The project, a collaboration between the European Marine Energy Centre (Emec) in Orkney and Edinburgh University’s FloWave Ocean Energy Research Facility began in 2012 with the aim of substantially improving the accuracy of mimicking open sea conditions in a tank.
FloWave is home to an 82ft circular tank which is said it be the only facility of its kind in the world.
After three years of work by research engineer Sam Draycott, with the support of Emec, FloWave said yesterday it could now accurately replicate individual locations to “a level of sophistication and complexity not possible anywhere else”.
The new technique has already been trialled and tested by engineering consultants Quoceant, which has significant experience in testing in real wave climates, and at Billia Croo in Orkney.

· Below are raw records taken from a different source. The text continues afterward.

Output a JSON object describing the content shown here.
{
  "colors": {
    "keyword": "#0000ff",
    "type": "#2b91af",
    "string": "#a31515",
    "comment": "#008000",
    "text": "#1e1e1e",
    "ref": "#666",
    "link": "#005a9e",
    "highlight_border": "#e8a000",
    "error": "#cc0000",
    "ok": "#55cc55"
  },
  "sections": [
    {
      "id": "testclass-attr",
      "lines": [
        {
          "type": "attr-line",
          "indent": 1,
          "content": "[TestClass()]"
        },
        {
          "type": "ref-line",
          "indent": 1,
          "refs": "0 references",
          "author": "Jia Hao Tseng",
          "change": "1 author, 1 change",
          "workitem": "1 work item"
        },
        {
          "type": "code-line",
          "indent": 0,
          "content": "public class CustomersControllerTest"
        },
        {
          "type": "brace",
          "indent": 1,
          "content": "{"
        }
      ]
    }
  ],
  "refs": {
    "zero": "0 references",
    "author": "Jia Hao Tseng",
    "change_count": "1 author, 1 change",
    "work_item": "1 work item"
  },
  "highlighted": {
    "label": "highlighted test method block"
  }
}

Emec managing director Neil Kermode said: “FloWave has done a great job at integrating our data into their test tank, and I’m delighted to hear that Quoceant has been able to trial this.
“The open ocean is an expensive place for developers to learn hard lessons so realising the conditions experienced at Emec in a tank should help iron out some issues before they come to deploy at sea.
“Having established the tools and process with EMEC’s Billia Croo as a first example, FloWave now has the capability to work with appropriate data-sets from other project site locations around the world.”